In a 2-1 ruling, U.S. Sixth Circuit Court of Appeals Judge Raymond Kethledge — a Troy lawyer named to the bench in 2008 by President George W. Bush — said the law banning payroll deduction of dues for public school employees didn't violate the U.S. Constitution.

He rejected arguments by four unions representing Michigan school employees that the failure to collect dues violated the First Amendment right to speech by teachers' unions.

The ruling reverses a June 2012 preliminary injunction by Detroit federal judge Denise Page Hood prohibiting Public Act 53 from taking effect.

The Sixth Circuit reviews appeals from the federal district courts in Michigan, Ohio, Kentucky and Tennessee. Kethledge also was counsel to Republican former U.S. Sen. Spencer Abraham of Michigan and an attorney for Ford Motor Co.

Kethledge, a former law clerk to U.S. Supreme Court Justice Anthony Kennedy, also dismissed an argument that the law approved by the GOP-controlled Legislature wasn't legal because it singles out public school unions — and no other public-sector unions — for the ban on collecting union dues.

"Public Act 53 does not restrict the unions' speech at all: they remain free to speak about whatever they wish," Kethledge wrote in an opinion joined by Judge Julia Smith Gibbons, another Bush appointee, citing a 2009 U.S. Supreme Court case as a precedent.

"…the Act merely directs one kind of public employer to use its resources for its core mission rather than for the collection of union dues," he added.

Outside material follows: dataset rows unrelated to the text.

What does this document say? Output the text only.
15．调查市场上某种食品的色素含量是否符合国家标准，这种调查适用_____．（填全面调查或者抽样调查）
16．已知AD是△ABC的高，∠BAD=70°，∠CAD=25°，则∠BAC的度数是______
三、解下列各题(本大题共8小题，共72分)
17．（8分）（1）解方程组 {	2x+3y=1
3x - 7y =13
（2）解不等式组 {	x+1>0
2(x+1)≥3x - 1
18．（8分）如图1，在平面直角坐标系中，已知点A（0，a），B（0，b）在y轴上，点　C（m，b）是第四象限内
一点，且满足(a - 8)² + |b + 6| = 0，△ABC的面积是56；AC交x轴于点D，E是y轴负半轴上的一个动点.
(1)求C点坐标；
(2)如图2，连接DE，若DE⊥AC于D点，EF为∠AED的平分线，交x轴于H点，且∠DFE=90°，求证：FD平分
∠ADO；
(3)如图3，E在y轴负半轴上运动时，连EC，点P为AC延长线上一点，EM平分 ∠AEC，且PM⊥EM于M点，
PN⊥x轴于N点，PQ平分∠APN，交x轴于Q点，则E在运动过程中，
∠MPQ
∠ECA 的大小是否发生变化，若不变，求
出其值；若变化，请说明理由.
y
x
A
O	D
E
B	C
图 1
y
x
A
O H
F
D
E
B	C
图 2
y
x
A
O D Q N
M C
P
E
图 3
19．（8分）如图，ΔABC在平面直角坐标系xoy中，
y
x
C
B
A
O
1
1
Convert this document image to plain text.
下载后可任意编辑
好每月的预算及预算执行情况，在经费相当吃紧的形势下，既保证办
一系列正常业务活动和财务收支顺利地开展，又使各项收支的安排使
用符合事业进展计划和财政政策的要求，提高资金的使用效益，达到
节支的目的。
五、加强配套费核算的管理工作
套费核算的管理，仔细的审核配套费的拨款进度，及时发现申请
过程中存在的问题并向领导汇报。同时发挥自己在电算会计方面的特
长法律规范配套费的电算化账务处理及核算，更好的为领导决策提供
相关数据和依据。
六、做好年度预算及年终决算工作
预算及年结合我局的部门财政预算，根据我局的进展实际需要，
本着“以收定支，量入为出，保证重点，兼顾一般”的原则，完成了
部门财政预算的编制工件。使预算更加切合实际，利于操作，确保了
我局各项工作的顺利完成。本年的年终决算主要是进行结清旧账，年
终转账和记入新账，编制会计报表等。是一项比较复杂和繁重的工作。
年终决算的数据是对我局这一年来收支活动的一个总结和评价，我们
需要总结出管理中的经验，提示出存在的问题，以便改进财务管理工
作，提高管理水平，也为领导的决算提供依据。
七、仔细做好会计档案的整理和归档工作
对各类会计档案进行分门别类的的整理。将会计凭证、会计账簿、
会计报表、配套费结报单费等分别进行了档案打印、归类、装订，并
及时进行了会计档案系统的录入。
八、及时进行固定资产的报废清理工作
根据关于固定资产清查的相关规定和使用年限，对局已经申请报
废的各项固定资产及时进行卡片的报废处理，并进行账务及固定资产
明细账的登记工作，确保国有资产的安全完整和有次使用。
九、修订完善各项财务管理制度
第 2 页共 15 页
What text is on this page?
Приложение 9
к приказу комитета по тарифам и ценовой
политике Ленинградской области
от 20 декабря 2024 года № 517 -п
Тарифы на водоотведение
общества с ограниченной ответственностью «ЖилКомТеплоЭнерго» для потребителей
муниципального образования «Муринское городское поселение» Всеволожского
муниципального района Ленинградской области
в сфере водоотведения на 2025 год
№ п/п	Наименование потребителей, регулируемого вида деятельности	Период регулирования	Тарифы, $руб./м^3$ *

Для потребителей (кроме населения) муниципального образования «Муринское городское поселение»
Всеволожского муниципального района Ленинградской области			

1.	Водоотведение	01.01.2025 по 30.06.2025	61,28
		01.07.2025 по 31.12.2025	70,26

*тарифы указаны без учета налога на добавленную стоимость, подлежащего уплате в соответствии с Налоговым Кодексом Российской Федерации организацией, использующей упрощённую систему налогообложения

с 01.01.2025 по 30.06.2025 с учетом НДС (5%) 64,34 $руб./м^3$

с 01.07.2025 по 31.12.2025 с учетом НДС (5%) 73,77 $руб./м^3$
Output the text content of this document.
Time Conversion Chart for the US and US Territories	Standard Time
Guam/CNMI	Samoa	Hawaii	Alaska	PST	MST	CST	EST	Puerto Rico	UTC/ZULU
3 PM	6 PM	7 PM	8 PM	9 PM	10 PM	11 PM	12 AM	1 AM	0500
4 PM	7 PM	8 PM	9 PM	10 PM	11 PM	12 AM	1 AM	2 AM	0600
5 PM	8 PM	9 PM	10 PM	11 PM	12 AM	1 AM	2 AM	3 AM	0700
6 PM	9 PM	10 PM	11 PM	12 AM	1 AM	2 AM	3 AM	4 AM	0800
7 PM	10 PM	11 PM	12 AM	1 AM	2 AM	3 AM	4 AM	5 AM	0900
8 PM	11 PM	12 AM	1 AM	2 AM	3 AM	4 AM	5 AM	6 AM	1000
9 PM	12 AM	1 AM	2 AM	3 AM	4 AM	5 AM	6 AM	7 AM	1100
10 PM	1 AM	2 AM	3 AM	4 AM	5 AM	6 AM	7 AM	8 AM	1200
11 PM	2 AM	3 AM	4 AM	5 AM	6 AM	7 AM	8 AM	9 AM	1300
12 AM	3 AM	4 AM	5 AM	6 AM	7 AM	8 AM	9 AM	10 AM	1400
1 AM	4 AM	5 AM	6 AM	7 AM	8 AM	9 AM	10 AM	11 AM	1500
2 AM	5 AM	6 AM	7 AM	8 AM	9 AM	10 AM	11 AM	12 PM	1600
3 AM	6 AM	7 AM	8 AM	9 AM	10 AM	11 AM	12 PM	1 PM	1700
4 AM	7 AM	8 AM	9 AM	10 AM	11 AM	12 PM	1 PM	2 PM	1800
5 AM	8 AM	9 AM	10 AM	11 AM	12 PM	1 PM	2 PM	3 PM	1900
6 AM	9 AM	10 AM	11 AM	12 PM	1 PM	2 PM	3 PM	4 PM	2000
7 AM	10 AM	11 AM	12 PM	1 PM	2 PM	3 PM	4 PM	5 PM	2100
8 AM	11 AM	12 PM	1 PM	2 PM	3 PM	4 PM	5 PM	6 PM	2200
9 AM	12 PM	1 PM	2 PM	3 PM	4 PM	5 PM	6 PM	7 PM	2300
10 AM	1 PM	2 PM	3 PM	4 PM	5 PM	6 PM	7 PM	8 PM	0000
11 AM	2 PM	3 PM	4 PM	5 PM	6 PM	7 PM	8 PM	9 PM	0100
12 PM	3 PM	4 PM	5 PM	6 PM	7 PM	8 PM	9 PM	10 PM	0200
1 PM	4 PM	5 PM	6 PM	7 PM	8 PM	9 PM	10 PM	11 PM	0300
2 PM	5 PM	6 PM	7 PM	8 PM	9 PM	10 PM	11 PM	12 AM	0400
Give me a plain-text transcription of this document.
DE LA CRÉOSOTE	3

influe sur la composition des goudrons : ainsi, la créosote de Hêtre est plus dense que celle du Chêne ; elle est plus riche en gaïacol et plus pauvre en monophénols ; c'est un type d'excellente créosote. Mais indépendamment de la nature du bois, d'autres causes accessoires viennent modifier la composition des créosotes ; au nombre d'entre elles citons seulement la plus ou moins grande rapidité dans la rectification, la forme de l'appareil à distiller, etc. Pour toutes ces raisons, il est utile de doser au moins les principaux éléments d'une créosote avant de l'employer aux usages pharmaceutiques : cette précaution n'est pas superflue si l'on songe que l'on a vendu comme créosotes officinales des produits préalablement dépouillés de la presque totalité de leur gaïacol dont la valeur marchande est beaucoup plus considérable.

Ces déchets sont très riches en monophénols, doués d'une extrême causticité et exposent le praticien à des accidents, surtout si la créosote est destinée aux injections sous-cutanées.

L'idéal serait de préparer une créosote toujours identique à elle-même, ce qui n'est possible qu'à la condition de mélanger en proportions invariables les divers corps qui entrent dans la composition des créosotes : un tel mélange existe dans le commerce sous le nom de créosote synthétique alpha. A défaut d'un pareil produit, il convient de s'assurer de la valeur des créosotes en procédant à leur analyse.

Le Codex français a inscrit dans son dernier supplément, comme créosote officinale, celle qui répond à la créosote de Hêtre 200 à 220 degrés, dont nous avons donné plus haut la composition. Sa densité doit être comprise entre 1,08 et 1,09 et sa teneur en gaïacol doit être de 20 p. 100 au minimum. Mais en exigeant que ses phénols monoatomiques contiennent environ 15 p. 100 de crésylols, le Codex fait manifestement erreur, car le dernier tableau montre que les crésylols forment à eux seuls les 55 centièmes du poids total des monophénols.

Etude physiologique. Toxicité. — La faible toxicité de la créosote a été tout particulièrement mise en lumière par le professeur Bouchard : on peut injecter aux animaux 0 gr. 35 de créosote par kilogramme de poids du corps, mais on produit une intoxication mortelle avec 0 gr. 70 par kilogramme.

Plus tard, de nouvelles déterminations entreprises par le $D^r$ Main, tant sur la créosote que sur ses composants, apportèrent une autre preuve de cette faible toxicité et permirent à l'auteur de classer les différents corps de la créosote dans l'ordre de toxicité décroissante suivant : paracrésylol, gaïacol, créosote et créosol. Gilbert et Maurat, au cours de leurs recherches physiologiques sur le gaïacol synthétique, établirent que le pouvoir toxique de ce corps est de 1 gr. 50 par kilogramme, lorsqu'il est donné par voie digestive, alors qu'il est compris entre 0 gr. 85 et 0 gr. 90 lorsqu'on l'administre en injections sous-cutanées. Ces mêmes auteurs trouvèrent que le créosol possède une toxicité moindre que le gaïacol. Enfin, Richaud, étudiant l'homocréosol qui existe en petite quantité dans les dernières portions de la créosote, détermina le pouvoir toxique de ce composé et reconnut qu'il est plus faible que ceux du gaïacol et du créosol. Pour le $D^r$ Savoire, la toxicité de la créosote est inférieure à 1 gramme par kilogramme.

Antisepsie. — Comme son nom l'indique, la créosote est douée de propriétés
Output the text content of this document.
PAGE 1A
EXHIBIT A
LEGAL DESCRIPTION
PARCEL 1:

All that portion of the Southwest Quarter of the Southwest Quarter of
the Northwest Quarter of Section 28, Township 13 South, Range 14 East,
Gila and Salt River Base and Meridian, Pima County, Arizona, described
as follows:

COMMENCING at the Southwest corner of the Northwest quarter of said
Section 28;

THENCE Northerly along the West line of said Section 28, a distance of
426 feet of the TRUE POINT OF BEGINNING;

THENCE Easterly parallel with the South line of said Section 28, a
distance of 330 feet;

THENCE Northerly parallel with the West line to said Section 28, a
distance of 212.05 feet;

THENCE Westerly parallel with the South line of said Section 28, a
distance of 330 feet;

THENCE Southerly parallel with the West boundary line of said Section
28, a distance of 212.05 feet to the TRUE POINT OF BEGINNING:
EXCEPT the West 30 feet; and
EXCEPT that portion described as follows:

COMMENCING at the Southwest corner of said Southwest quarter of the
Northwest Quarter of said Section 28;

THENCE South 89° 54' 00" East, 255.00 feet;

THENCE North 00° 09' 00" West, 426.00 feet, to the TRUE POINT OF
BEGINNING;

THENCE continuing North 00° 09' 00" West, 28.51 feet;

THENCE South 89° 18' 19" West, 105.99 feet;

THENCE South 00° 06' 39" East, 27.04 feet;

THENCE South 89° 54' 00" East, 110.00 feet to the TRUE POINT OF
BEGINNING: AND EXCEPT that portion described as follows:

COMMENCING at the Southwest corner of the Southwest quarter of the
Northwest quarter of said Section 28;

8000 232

The ruling was welcomed by Michigan Freedom Fund, a statewide group that supports the right-to-work law and reforms of public-sector unions.

"For years, one-percenter union bosses fleeced taxpayers and took money out of the public school classroom to finance their internal dues collection efforts," Freedom Fund President Greg McNeilly said Thursday. "Today's decision means a little less frustration for parents and teachers alike who have been understandably tired of seeing tax dollars spent on union business instead of our kids."

In a dissent, Judge Jane Branstetter Stranch, named to the bench by President Barack Obama, said laws must be viewpoint neutral on speech. That requirement "means little if a state may legislate with impunity to cripple the power of an unpopular group whose political views are objectionable to the state," she said.

Stranch noted the House Fiscal Agency found the law would have "no significant fiscal impact on school districts" — and said Republicans offered no evidence the law would save money for school districts.

Stranch also questioned the GOP argument that the bill would boost union accountability and questioned why it wasn't extended to police, firefighter and other public-sector unions.

"Michigan's failure to similarly promote the accountability of those employees' unions suggests that Act 53 targets teachers because the state disagrees with their point of view," she wrote.

The Michigan Education Association, the state's largest teacher and school employee union, said it considering whether to appeal the decision.

"We are disappointed in the Sixth Circuit's decision in this case and believe the dissenting opinion most accurately portrays the law in this case," MEA President Steve Cook said in a statement. "Banning payroll deduction of dues only for school employees is clearly an attack on the First Amendment rights of our members and retaliation for our activism in fighting the right-wing, anti-public education agenda."

Many private companies don't deduct union dues from employees' paychecks in Michigan and across the country.

Republicans in the state Legislature and teachers' unions in Michigan have clashed in recent years over school governance, pensions and other funding issues.